After having imposed a Rs 3.83-crore penalty on Udayant Malhoutra, the majority owner and chief executive of aerospace manufacturer Dynamatic Technologies (DTL), on charges of insider trading, Sebi has dropped the case as the Securities and Appellate Tribunal (SAT), and then the Supreme Court, found no wrongdoing.
The markets regulator had charged Malhoutra with trading in the company’s shares in 2016 while in possession of unpublished price sensitive information (UPSI).
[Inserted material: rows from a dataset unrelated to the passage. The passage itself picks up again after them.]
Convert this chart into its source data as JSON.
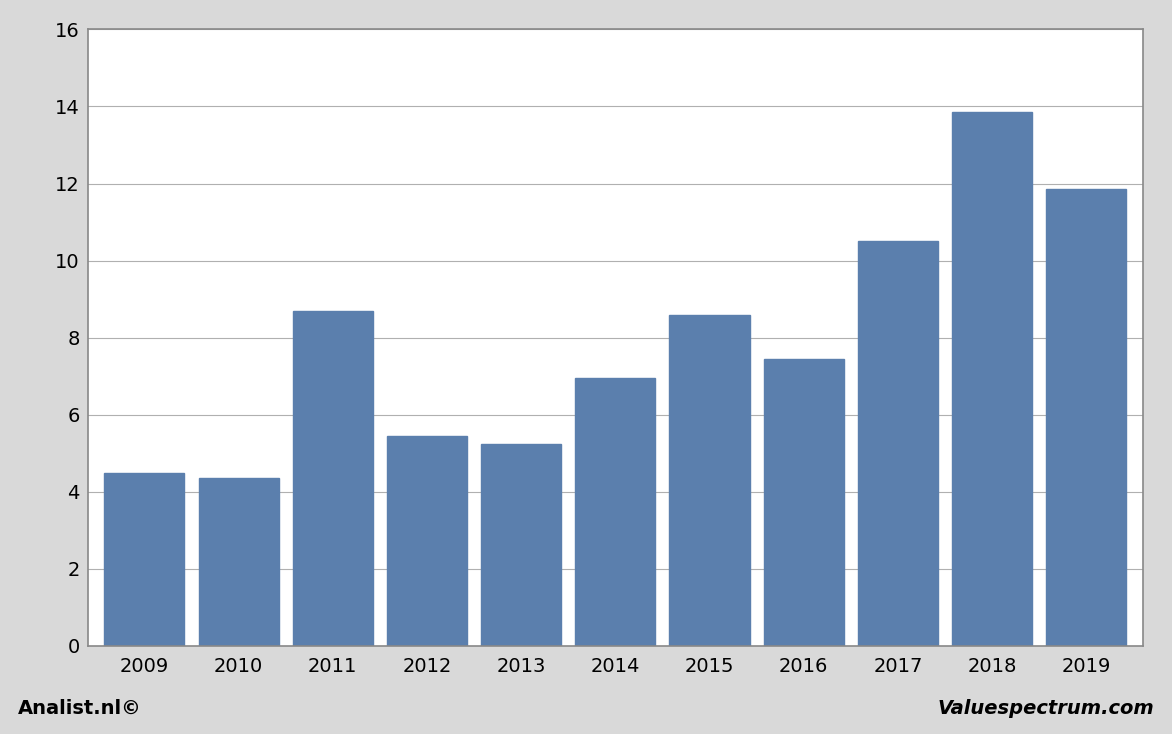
{
  "categories": [
    "2009",
    "2010",
    "2011",
    "2012",
    "2013",
    "2014",
    "2015",
    "2016",
    "2017",
    "2018",
    "2019"
  ],
  "values": [
    4.5,
    4.35,
    8.7,
    5.45,
    5.25,
    6.95,
    8.6,
    7.45,
    10.5,
    13.85,
    11.85
  ],
  "bar_color": "#5b7fad",
  "ylim": [
    0,
    16
  ],
  "yticks": [
    0,
    2,
    4,
    6,
    8,
    10,
    12,
    14,
    16
  ],
  "figure_bg_color": "#d9d9d9",
  "plot_bg_color": "#ffffff",
  "grid_color": "#b0b0b0",
  "border_color": "#888888",
  "footer_left": "Analist.nl©",
  "footer_right": "Valuespectrum.com",
  "footer_fontsize": 14,
  "bar_width": 0.85
}
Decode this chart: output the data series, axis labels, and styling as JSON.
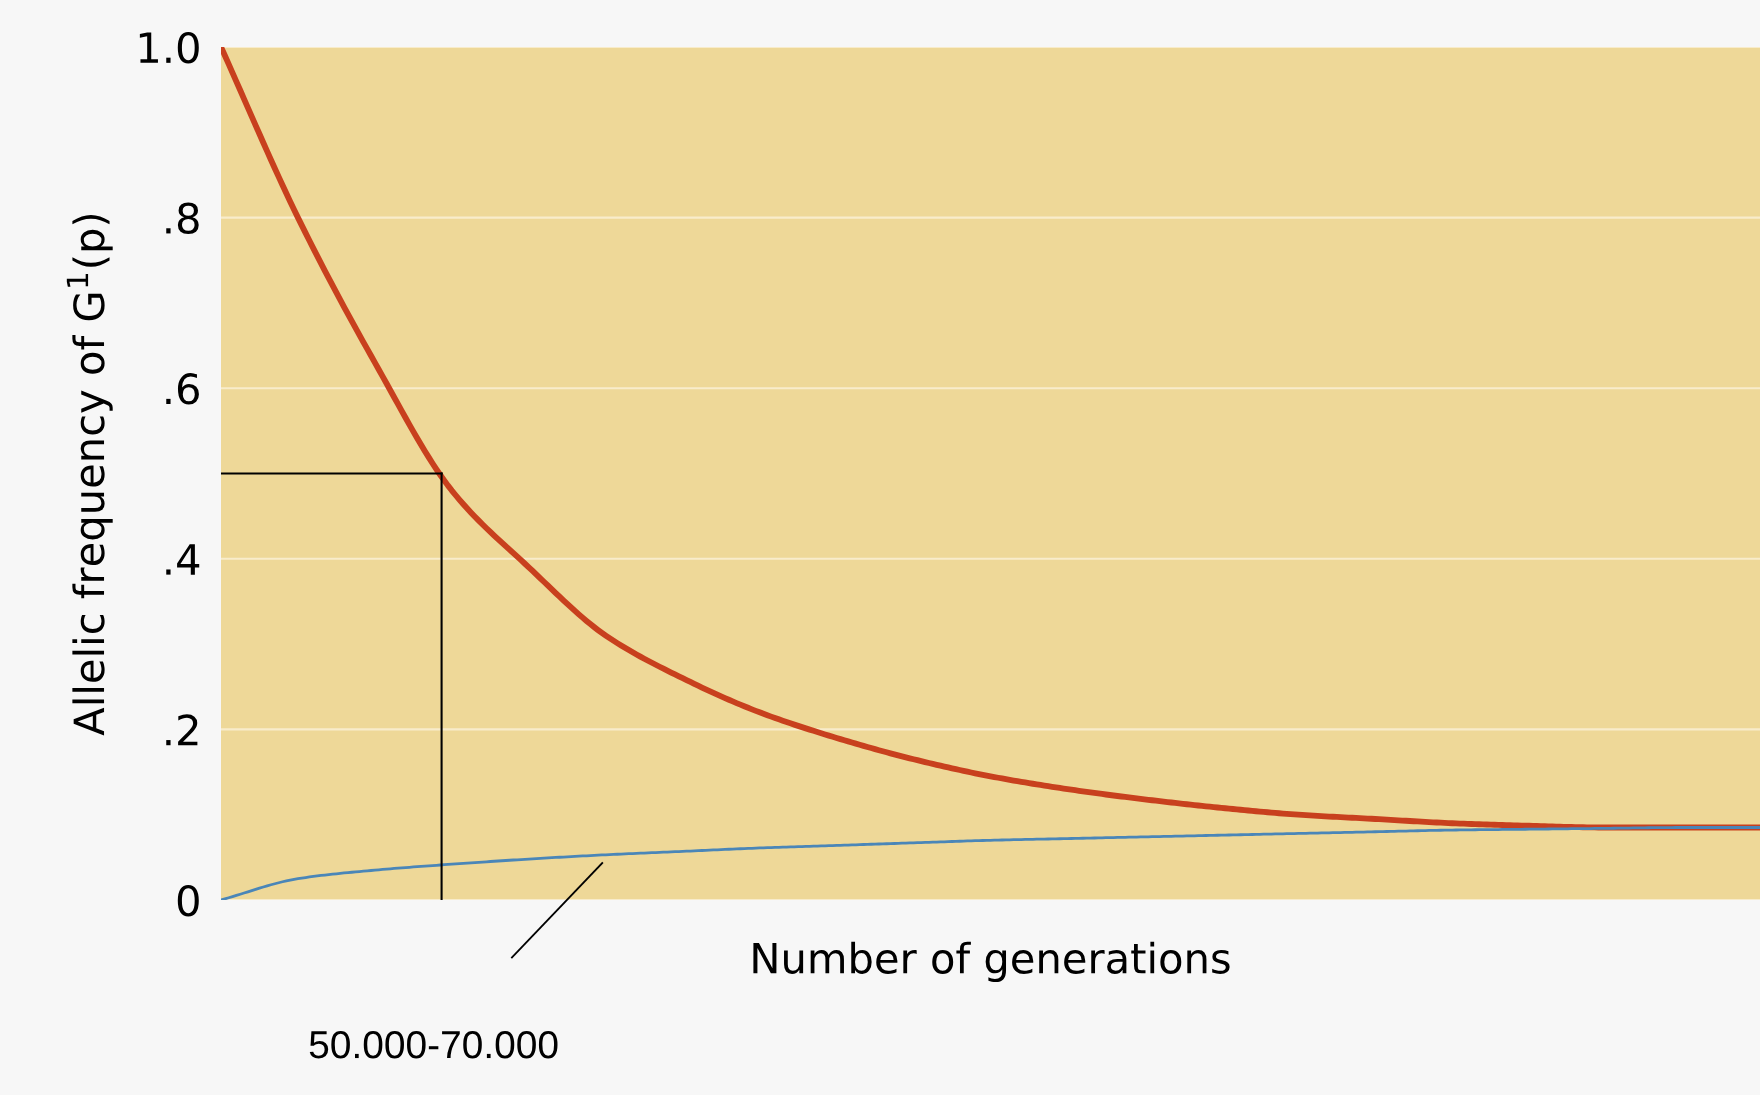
{
  "chart_data": {
    "type": "line",
    "xlabel": "Number of generations",
    "ylabel": "Allelic frequency of G$^{1}$(p)",
    "categories": [
      null,
      null,
      null,
      null,
      null,
      null,
      null,
      null,
      null,
      null,
      null,
      null,
      null,
      null,
      null,
      null,
      null,
      null,
      null,
      null,
      null
    ],
    "series": [
      {
        "color": "#c8401e",
        "values": [
          1.0,
          0.8,
          0.63,
          0.48,
          0.39,
          0.31,
          0.26,
          0.22,
          0.19,
          0.165,
          0.145,
          0.13,
          0.118,
          0.108,
          0.1,
          0.095,
          0.09,
          0.087,
          0.085,
          0.085,
          0.085
        ]
      },
      {
        "color": "#4a86b8",
        "values": [
          0,
          0.025,
          0.035,
          0.042,
          0.048,
          0.053,
          0.057,
          0.061,
          0.064,
          0.067,
          0.07,
          0.072,
          0.074,
          0.076,
          0.078,
          0.08,
          0.082,
          0.083,
          0.084,
          0.085,
          0.085
        ]
      }
    ],
    "ylim": [
      0,
      1
    ],
    "yticks": [
      0,
      {
        "value": 0.2,
        "label": ".2"
      },
      {
        "value": 0.4,
        "label": ".4"
      },
      {
        "value": 0.6,
        "label": ".6"
      },
      {
        "value": 0.8,
        "label": ".8"
      },
      {
        "value": 1,
        "label": "1.0"
      }
    ],
    "ref_lines": [
      {
        "axis": "y",
        "value": 0.5,
        "color": "#000000"
      }
    ],
    "annotations": [
      "50.000-70.000"
    ],
    "grid": "y",
    "tick_labels": "y",
    "marker": "none",
    "line_style": "solid"
  }
}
Malhoutra appealed to the SAT, which exonerated him.
The appellate tribunal ruled that Sebi had passed ex-parte orders, normally done in situations of extreme urgency, without giving Malhoutra a hearing or the opportunity to defend himself.
The SAT ruled: “In the instant case, we do not find any case of extreme urgency which warranted the respondent (Sebi) to pass an ‘ex-parte’ interim order only on arriving at the prima-facie case that the appellant was an insider.”
When the regulator appealed against the SAT’s order in the Supreme Court (SC), the apex court upheld the tribunal’s decision.
After the SC decision, Sebi’s whole-time member Ananta Barua exonerated Malhoutra and held that Sebi had not been able to establish insider trading.
Barua held that Malhoutra sold 51,000 shares, not for profit but to comply with a loan agreement dated June 29, 2016 between DTL and its banks. On that day Malhoutra owned 51.1 per cent of DTL, and the 51,000 shares he sold constituted just 0.8 per cent of his holding.